How much a political leader smiles reflects their particular country's cultural values related to how people express themselves, a Stanford scholar has found.

How a political leader smiles in official photos – left, Japanese Prime Minister Shinzo Abe; right, U.S. President Barack Obama – reflects their particular country's cultural values related to how people express themselves, a Stanford scholar has found.

In the United States, the smiles of politicians and other leaders tend to be big and wide. In East Asian countries like China and Taiwan, they are much more modest, the research showed.

The reason is that how one's culture views smiling influences how people in that culture may smile, said Jeanne Tsai, a Stanford associate professor of psychology and the lead author on a recently published paper in the journal Emotion.

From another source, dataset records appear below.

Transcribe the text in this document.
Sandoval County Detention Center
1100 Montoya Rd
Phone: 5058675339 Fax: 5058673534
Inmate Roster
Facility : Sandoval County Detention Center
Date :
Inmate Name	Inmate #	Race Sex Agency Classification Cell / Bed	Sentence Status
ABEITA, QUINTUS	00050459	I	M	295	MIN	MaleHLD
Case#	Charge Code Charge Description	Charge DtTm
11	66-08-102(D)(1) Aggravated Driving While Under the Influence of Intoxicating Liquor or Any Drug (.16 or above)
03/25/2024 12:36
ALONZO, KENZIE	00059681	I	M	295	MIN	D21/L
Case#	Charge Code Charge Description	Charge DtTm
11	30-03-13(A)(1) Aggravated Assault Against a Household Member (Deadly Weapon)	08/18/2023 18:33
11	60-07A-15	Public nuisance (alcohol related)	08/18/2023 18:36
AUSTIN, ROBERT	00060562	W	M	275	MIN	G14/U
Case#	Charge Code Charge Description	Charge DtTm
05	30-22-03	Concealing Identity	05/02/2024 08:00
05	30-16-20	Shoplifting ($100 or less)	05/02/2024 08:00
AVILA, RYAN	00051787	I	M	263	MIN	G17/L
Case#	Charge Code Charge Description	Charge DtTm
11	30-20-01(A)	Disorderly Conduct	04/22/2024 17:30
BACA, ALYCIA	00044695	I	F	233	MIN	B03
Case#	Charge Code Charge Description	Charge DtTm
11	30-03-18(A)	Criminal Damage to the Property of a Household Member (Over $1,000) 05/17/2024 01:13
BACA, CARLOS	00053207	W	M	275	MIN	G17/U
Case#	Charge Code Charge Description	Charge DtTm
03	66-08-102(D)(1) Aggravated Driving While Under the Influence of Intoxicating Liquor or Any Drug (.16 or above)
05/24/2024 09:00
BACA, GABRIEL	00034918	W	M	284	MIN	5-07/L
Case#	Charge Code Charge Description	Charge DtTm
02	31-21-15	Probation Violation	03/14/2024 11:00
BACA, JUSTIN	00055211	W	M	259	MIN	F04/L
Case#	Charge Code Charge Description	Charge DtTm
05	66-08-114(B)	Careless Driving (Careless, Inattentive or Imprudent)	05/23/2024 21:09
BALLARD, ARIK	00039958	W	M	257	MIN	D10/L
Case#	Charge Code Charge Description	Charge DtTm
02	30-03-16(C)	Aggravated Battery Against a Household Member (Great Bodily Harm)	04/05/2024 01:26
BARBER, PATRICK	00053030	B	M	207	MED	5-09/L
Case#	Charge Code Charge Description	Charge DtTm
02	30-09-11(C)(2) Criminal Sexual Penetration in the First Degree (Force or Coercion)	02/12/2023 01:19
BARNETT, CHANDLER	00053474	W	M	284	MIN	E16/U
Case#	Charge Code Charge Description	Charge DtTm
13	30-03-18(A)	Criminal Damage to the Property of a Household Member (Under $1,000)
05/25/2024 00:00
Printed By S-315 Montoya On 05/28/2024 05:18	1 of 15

"Often people think that when they are viewing a candidate's official photo, they are learning about the candidate's unique traits," Tsai said. "But our findings suggest that they are also learning about the candidate's culture and the emotions it values."

This smiling effect may have ramifications in the world of politics, Tsai said. Culturally different emotions and expressions may create misunderstandings between leaders from different nations involved in negotiations or crises.

Tsai directs the Culture and Emotion Lab at Stanford and has previously published research on how Americans tend to embrace positive feelings while Chinese people do not as much; how people from different cultures express sympathy; and how culture factors into why we like or don't like people.